I have been playing with from_raw_parts and it’s not so simple. A library-provided RAII guard would be helpful for safer in-place mutation of String as a Vec. You can take a look at my attempt
here.
That, of course, is only helpful in certain scenarios like unsafe appending. In general, in-place-as-Vec is both needed and highly unsafe against potential unwinding.
Ok so I figured that my last “solution” to this problem was pretty useless. Adding as_mut_slice doesn’t really make sense.
@mzabaluev: I agree that from_raw_parts is not the safest thing to use. But I don’t think a RAII guard like the one you proposed does really make sense. Your code still relies on several assumptions about the internal implementation of String, which isn’t optimal. And again: I don’t think that it’s really useful to edit the string buffer in an alternating UTF8-safe and UTF8-unsafe way.
And whenever we want to work on the string buffer without UTF8 checks, we could do:
let mut v = s.into_bytes();
// do stuff with v
s = String::from_utf8_unchecked(v);
And this is not really more work than as_mut_vec, right?
So my new proposal is: Just remove as_mut_vec. You can do everything it could do with other methods anyway.
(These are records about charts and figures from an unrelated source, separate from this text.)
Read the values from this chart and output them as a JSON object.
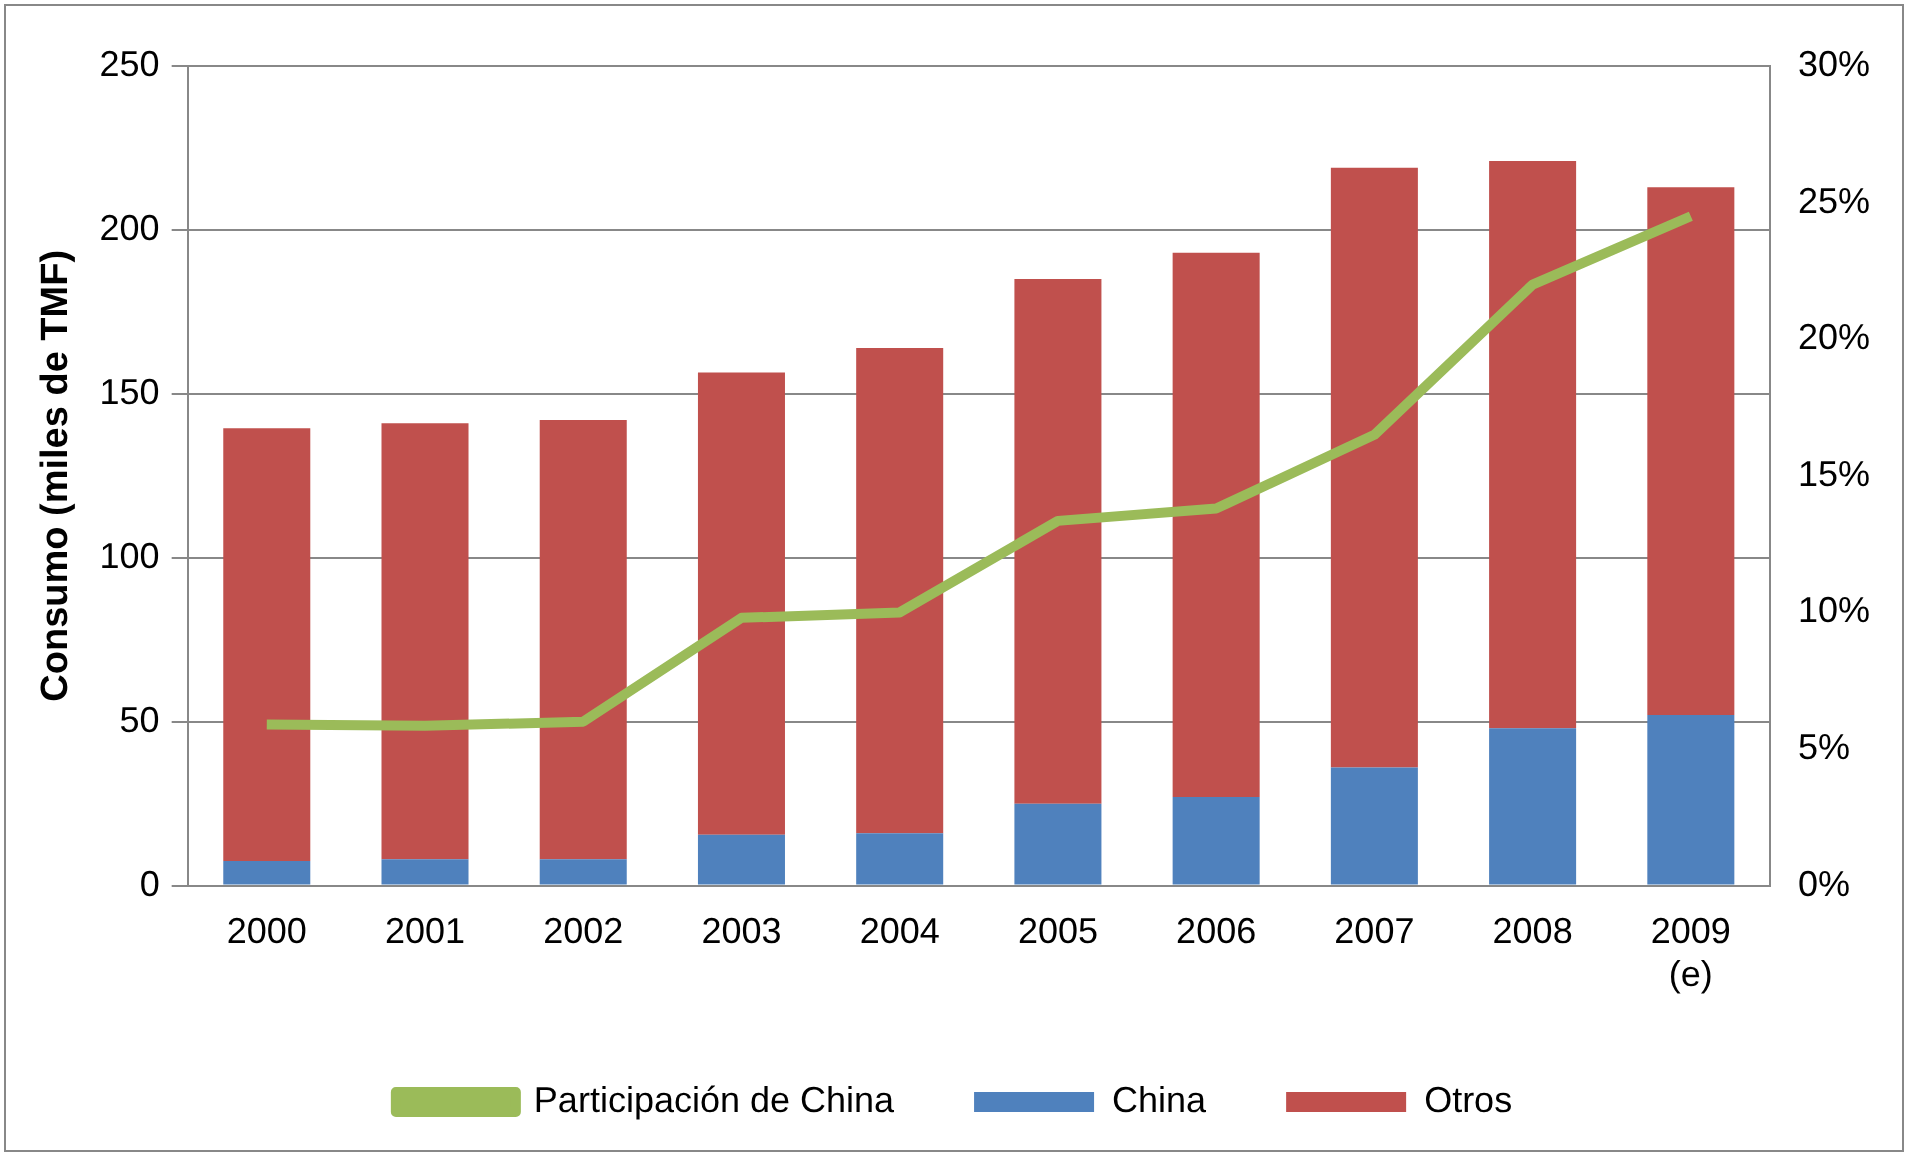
{
  "chart_data": {
    "type": "bar",
    "stacked": true,
    "ylabel": "Consumo (miles de TMF)",
    "categories": [
      "2000",
      "2001",
      "2002",
      "2003",
      "2004",
      "2005",
      "2006",
      "2007",
      "2008",
      "2009 (e)"
    ],
    "series": [
      {
        "name": "China",
        "color": "#4f81bd",
        "values": [
          7.5,
          8,
          8,
          15.5,
          16,
          25,
          27,
          36,
          48,
          52
        ]
      },
      {
        "name": "Otros",
        "color": "#c0504d",
        "values": [
          132,
          133,
          134,
          141,
          148,
          160,
          166,
          183,
          173,
          161
        ]
      },
      {
        "name": "Participación de China",
        "type": "line",
        "axis": "y2",
        "color": "#9bbb59",
        "marker": "none",
        "values": [
          5.9,
          5.85,
          6,
          9.8,
          10,
          13.35,
          13.8,
          16.5,
          22,
          24.5
        ]
      }
    ],
    "ylim": [
      0,
      250
    ],
    "yticks": [
      0,
      50,
      100,
      150,
      200,
      250
    ],
    "y2lim": [
      0,
      30
    ],
    "y2ticks": [
      {
        "value": 0,
        "label": "0%"
      },
      {
        "value": 5,
        "label": "5%"
      },
      {
        "value": 10,
        "label": "10%"
      },
      {
        "value": 15,
        "label": "15%"
      },
      {
        "value": 20,
        "label": "20%"
      },
      {
        "value": 25,
        "label": "25%"
      },
      {
        "value": 30,
        "label": "30%"
      }
    ],
    "grid": "y",
    "legend": "bottom"
  }
}
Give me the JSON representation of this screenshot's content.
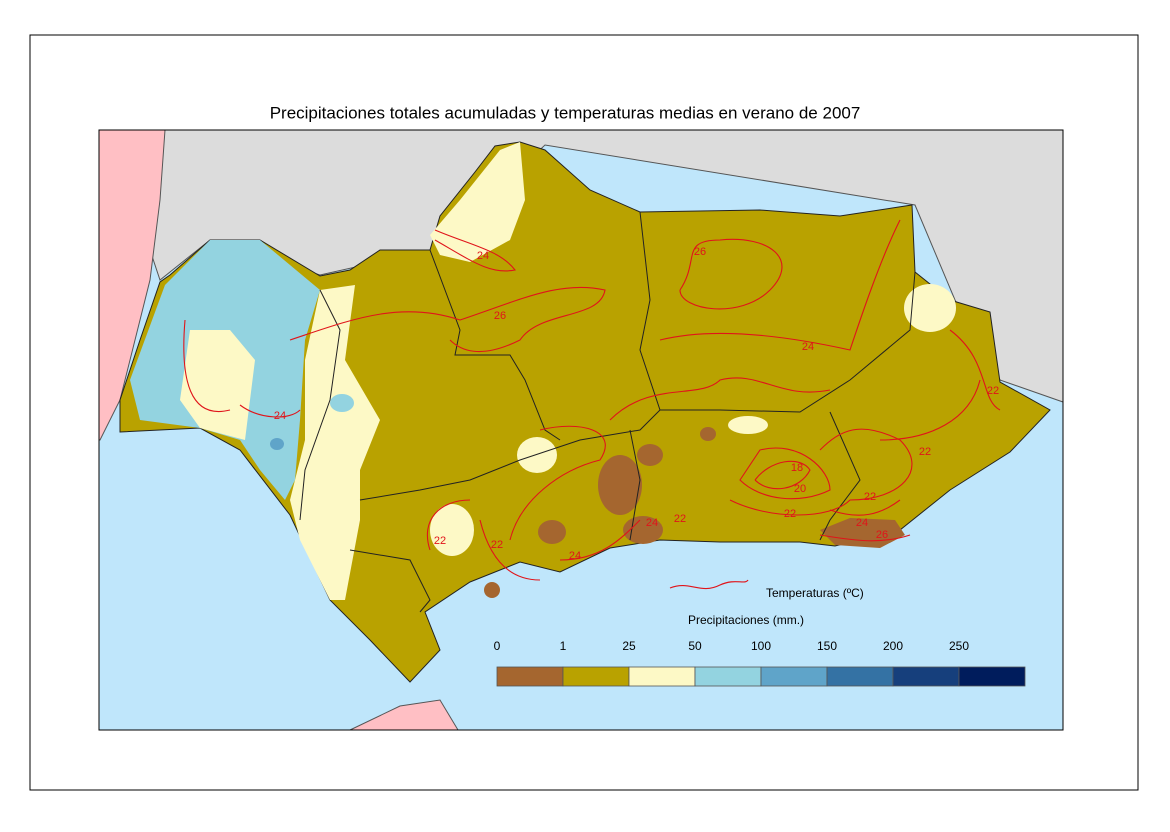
{
  "title": "Precipitaciones totales acumuladas y temperaturas medias en verano de 2007",
  "legend": {
    "temperature_label": "Temperaturas (ºC)",
    "precipitation_label": "Precipitaciones (mm.)",
    "bins": [
      0,
      1,
      25,
      50,
      100,
      150,
      200,
      250
    ],
    "colors": [
      "#a5662f",
      "#b9a200",
      "#fdf9c6",
      "#93d3e0",
      "#5fa4c9",
      "#3472a4",
      "#163f7c",
      "#001c5c"
    ]
  },
  "contour_labels": [
    24,
    26,
    26,
    24,
    24,
    22,
    22,
    18,
    20,
    22,
    22,
    24,
    26,
    24,
    22,
    22,
    24,
    22
  ]
}
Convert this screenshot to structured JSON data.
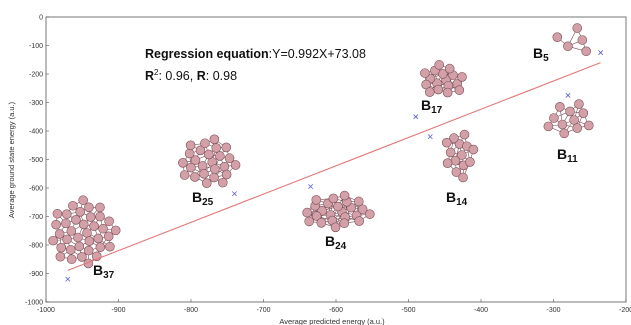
{
  "chart_data": {
    "type": "scatter",
    "title": "",
    "xlabel": "Average predicted energy (a.u.)",
    "ylabel": "Average ground state energy (a.u.)",
    "xlim": [
      -1000,
      -200
    ],
    "ylim": [
      -1000,
      0
    ],
    "x_ticks": [
      -1000,
      -900,
      -800,
      -700,
      -600,
      -500,
      -400,
      -300,
      -200
    ],
    "y_ticks": [
      0,
      -100,
      -200,
      -300,
      -400,
      -500,
      -600,
      -700,
      -800,
      -900,
      -1000
    ],
    "grid": false,
    "points": [
      {
        "x": -970,
        "y": -920
      },
      {
        "x": -740,
        "y": -620
      },
      {
        "x": -635,
        "y": -595
      },
      {
        "x": -490,
        "y": -350
      },
      {
        "x": -470,
        "y": -420
      },
      {
        "x": -280,
        "y": -275
      },
      {
        "x": -235,
        "y": -125
      }
    ],
    "regression": {
      "slope": 0.992,
      "intercept": 73.08,
      "x_range": [
        -970,
        -235
      ],
      "color": "#e07878"
    },
    "annotation": {
      "equation_prefix": "Regression equation",
      "equation_body": ":Y=0.992X+73.08",
      "r2_label": "R",
      "r2_sup": "2",
      "r2_value": ": 0.96, ",
      "r_label": "R",
      "r_value": ": 0.98"
    },
    "clusters": [
      {
        "prefix": "B",
        "sub": "5"
      },
      {
        "prefix": "B",
        "sub": "17"
      },
      {
        "prefix": "B",
        "sub": "11"
      },
      {
        "prefix": "B",
        "sub": "25"
      },
      {
        "prefix": "B",
        "sub": "14"
      },
      {
        "prefix": "B",
        "sub": "24"
      },
      {
        "prefix": "B",
        "sub": "37"
      }
    ],
    "colors": {
      "marker": "#5b5bd6",
      "atom": "#d4a0a8",
      "atom_edge": "#7a4f56",
      "axis": "#555555"
    }
  }
}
I don’t really like the whole std::string design anyway… But removing the method as_mut_vec is a step in the right direction, I think.
Reading the thread above it seems that the consensus is that due to the existance of &str, you can simply implement your own SmallString-Type that does the optimization and use it where it can help. Since there are few APIs requiring a String, you can just use your SmallString where you need it and create &str to it when interfacing with other APIs
That sounds like a poor workaround. I have not read the whole thread so I don't know what the problems are (beside from_raw_parts), but I think a basic optimization like this should be automatic. Most people that could gain from this optimization will not use a SmallString. Think about having to import a crate to optimize floating point operations...
There was arguments in the github thread, that SSO can actually be a pessimization due to its unpredictable branches, code size and cheapness of small allocations.
If you want to start this discussion again, then measurements are welcome.
Also, part of C++'s motivation for SSO doesn’t apply to Rust, C++ needs it because it always has to keep the trailing zero and allocations for empty strings would be ridiculous, Rust doesn’t have this problem.
The last time the libs team talked about this I recall the prevailing attitude was that we value the simple representation of std strings and aren’t going to change it.
There are many ways to represent strings, and applications that really care about it care enough to make their own choices. For example, servo wouldn’t care about std’s small string representation, nor rustc - both have their very application-specific string representations.
I think a parallel to SmallVec is appropriate here. Using a SmallVec (for those that don't know, it's similar to SSO in that you have the values inline up to certain number where you switch to the heap) can be a big boon to performance. However there's no good rule for where that threshold should be. It depends on the size of the contained type (which admittedly isn't an issue here), and on the use case. One person might be ok with larger sizes, others might prefer a small cutoff (say one or two values). The same applies here, different people will want different cutoffs.
Also as @petrochenkov says, an empty string doesn't need allocation in Rust.